- Ну да, - отвечал он, улыбаясь невольно этому новому капризу, - ну да, если вы будете добрая и благовоспитанная девица, будете послушны и будете...
- Принимать порошки? - подхватила Нелли.
- Ого! ну да, принимать порошки. Добрая девица, - шепнул он мне снова, - в ней много, много... доброго и умного, но, однако ж... замуж... какой странный каприз...
И он снова поднес ей лекарство. Но в этот раз она даже и не схитрила, а просто снизу вверх подтолкнула рукой ложку, и все лекарство выплеснулось прямо на манишку и на лицо бедному старичку. Нелли громко засмеялась, но не прежним простодушным и веселым смехом. В лице ее промелькнуло что-то жестокое, злое. Во все это время она как будто избегала моего взгляда, смотрела на одного доктора и с насмешкою, сквозь которую проглядывало, однако же, беспокойство, ждала, что-то будет теперь делать "смешной" старичок.
- О! вы опять... Какое несчастие! Но... можно еще развести порошок, - проговорил старик, отирая платком лицо и манишку.
Это ужасно поразило Нелли. Она ждала нашего гнева, думала, что ее начнут бранить, упрекать, и, может быть, ей, бессознательно, того только и хотелось в эту минуту, - чтоб иметь предлог тотчас же заплакать, зарыдать, как в истерике, разбросать опять порошки, как давеча, и даже разбить что-нибудь с досады, и всем этим утолить свое капризное, наболевшее сердечко. Такие капризы бывают и не у одних больных, и не у одной Нелли. Как часто, бывало, я ходил взад и вперед по комнате с бессознательным желанием, чтоб поскорей меня кто-нибудь обидел или сказал слово, которое бы можно было принять за обиду, и поскорей сорвать на чем-нибудь сердце. Женщины же, "срывая" таким образом сердце, начинают плакать самыми искренними слезами, а самые чувствительные из них даже доходят до истерики. Дело очень простое и самое житейское и бывающее чаще всего, когда есть другая, часто никому не известная печаль в сердце и которую хотелось бы, да нельзя никому высказать.

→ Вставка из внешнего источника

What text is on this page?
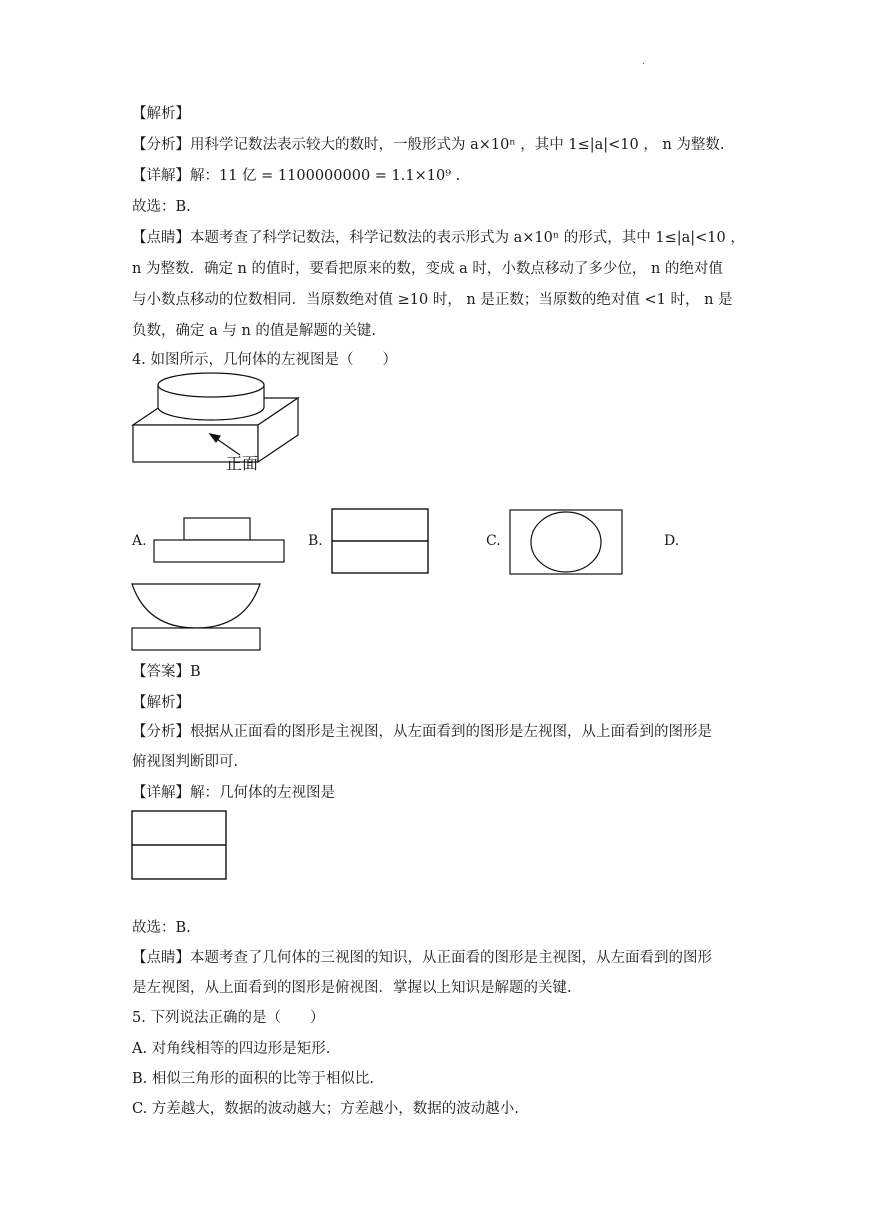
.
【解析】
【分析】用科学记数法表示较大的数时，一般形式为 a×10ⁿ ，其中 1≤|a|<10 ， n 为整数.
【详解】解：11 亿 = 1100000000 = 1.1×10⁹ .
故选：B.
【点睛】本题考查了科学记数法，科学记数法的表示形式为 a×10ⁿ 的形式，其中 1≤|a|<10 ，
n 为整数．确定 n 的值时，要看把原来的数，变成 a 时，小数点移动了多少位， n 的绝对值
与小数点移动的位数相同．当原数绝对值 ≥10 时， n 是正数；当原数的绝对值 <1 时， n 是
负数，确定 a 与 n 的值是解题的关键.
4. 如图所示，几何体的左视图是（　　）
正面
A.	B.	C.	D.
【答案】B
【解析】
【分析】根据从正面看的图形是主视图，从左面看到的图形是左视图，从上面看到的图形是
俯视图判断即可.
【详解】解：几何体的左视图是
故选：B.
【点睛】本题考查了几何体的三视图的知识，从正面看的图形是主视图，从左面看到的图形
是左视图，从上面看到的图形是俯视图．掌握以上知识是解题的关键.
5. 下列说法正确的是（　　）
A. 对角线相等的四边形是矩形.
B. 相似三角形的面积的比等于相似比.
C. 方差越大，数据的波动越大；方差越小，数据的波动越小.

Но вдруг пораженная ангельской добротою обиженного ею старичка и терпением, с которым он снова разводил ей третий порошок, не сказав ей ни одного слова упрека, Нелли вдруг притихла. Насмешка слетела с ее губок, краска ударила ей в лицо, глаза повлажнели; она мельком взглянула на меня и тотчас же отворотилась. Доктор поднес ей лекарство. Она смирно и робко выпила его, схватив красную пухлую руку старика, и медленно поглядела ему в глаза.
- Вы... сердитесь... что я злая, - сказала было она, но не докончила, юркнула под одеяло, накрылась с головой и громко, истерически зарыдала.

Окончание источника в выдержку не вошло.